This page has been published but is subject to revision.

Introduction

OBJECTIVES : Create shell-executable scripts that convert a reference source database export file to a DarwinCore (DwC) Archive file.

Many online taxonomic databases currently provide regular structured exports of their data files. Each dataset, however, is output in a different data format. This inhibits integration and the development of tools and services that can act on the all.

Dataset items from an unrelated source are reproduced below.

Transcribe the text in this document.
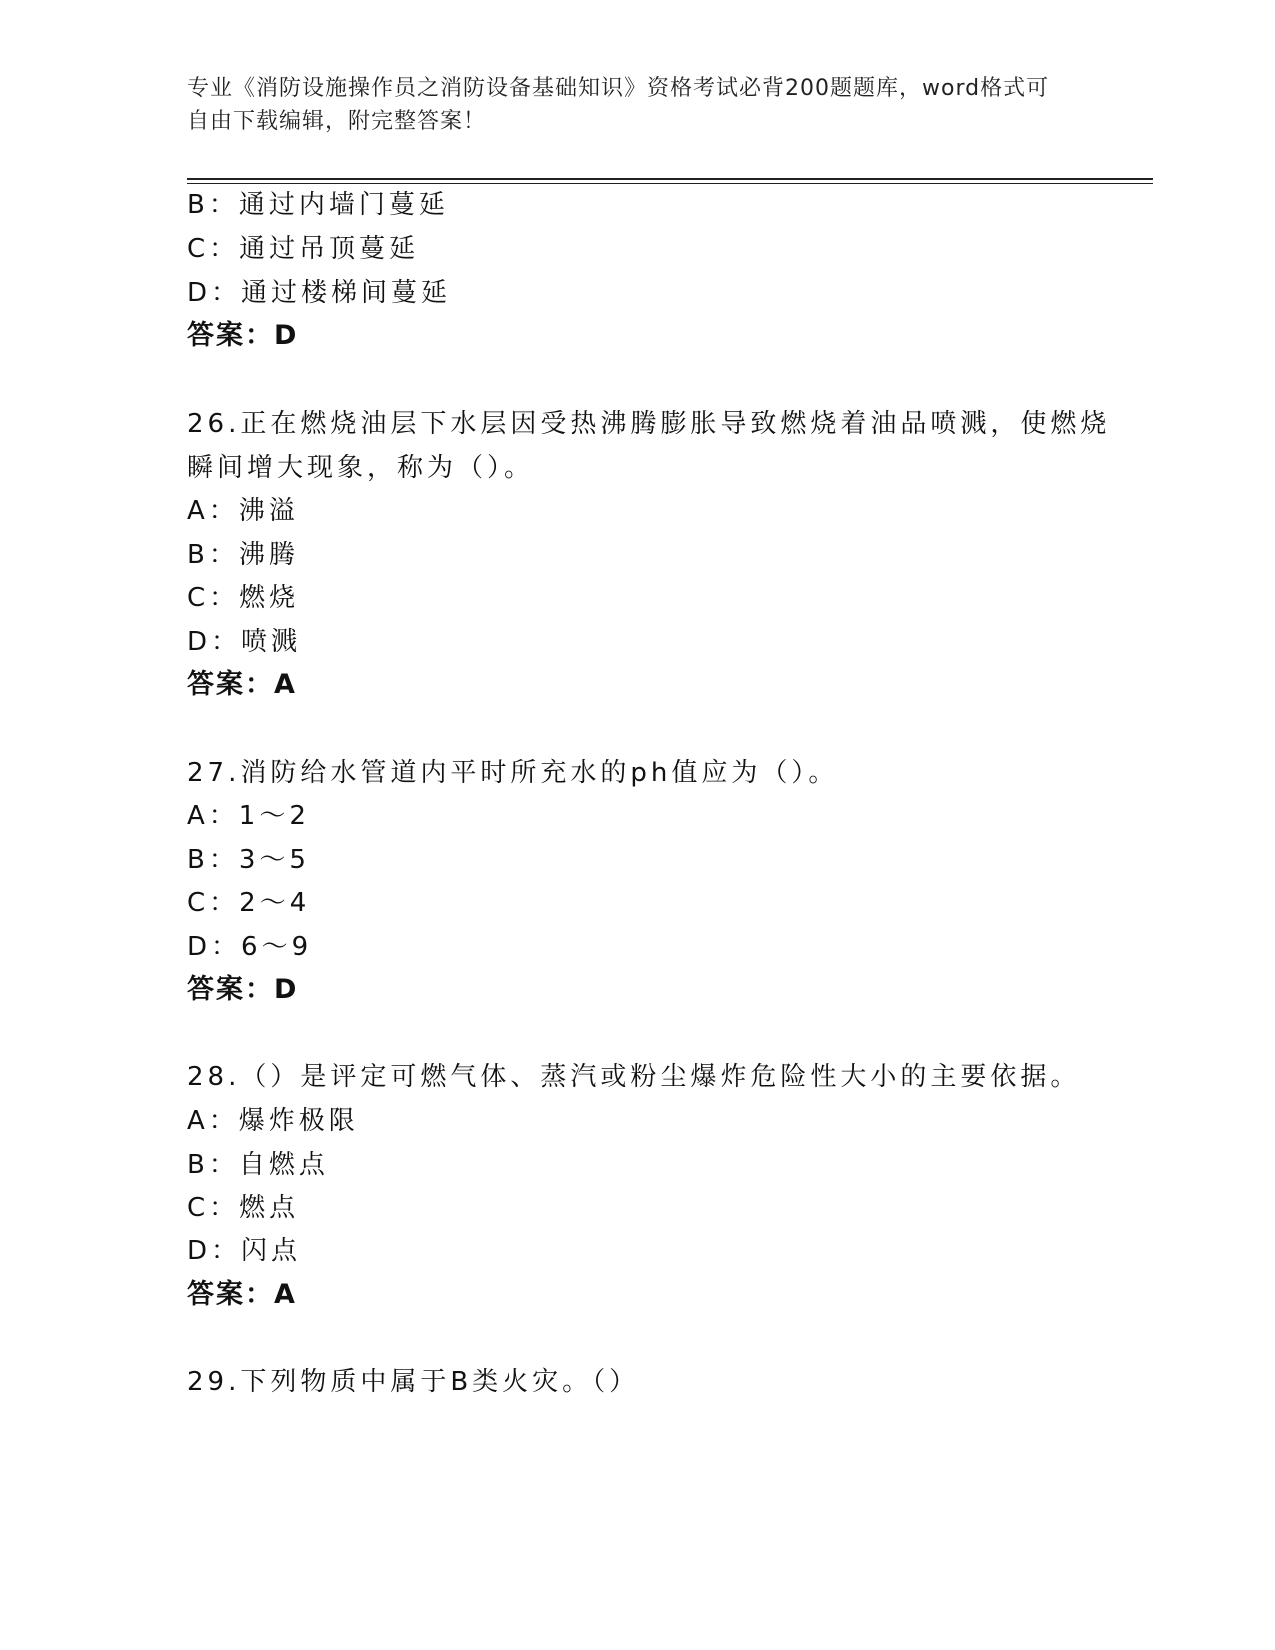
专业《消防设施操作员之消防设备基础知识》资格考试必背200题题库，word格式可自由下载编辑，附完整答案！
B：通过内墙门蔓延
C：通过吊顶蔓延
D：通过楼梯间蔓延
答案：D
26.正在燃烧油层下水层因受热沸腾膨胀导致燃烧着油品喷溅，使燃烧
瞬间增大现象，称为（）。
A：沸溢
B：沸腾
C：燃烧
D：喷溅
答案：A
27.消防给水管道内平时所充水的ph值应为（）。
A：1～2
B：3～5
C：2～4
D：6～9
答案：D
28.（）是评定可燃气体、蒸汽或粉尘爆炸危险性大小的主要依据。
A：爆炸极限
B：自燃点
C：燃点
D：闪点
答案：A
29.下列物质中属于B类火灾。（）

This project is developing specific data transformation scripts that will convert the data files from their source formats to the GNA data format.

  1. DarwinCore terms located at http://rs.tdwg.org/dwc/terms/index.htm
These scripts are referred to in the context of this project as Darwin Core Adapters or DwC Adapters. They can be written in any programming language so long as they can be executed via a Unix command-line.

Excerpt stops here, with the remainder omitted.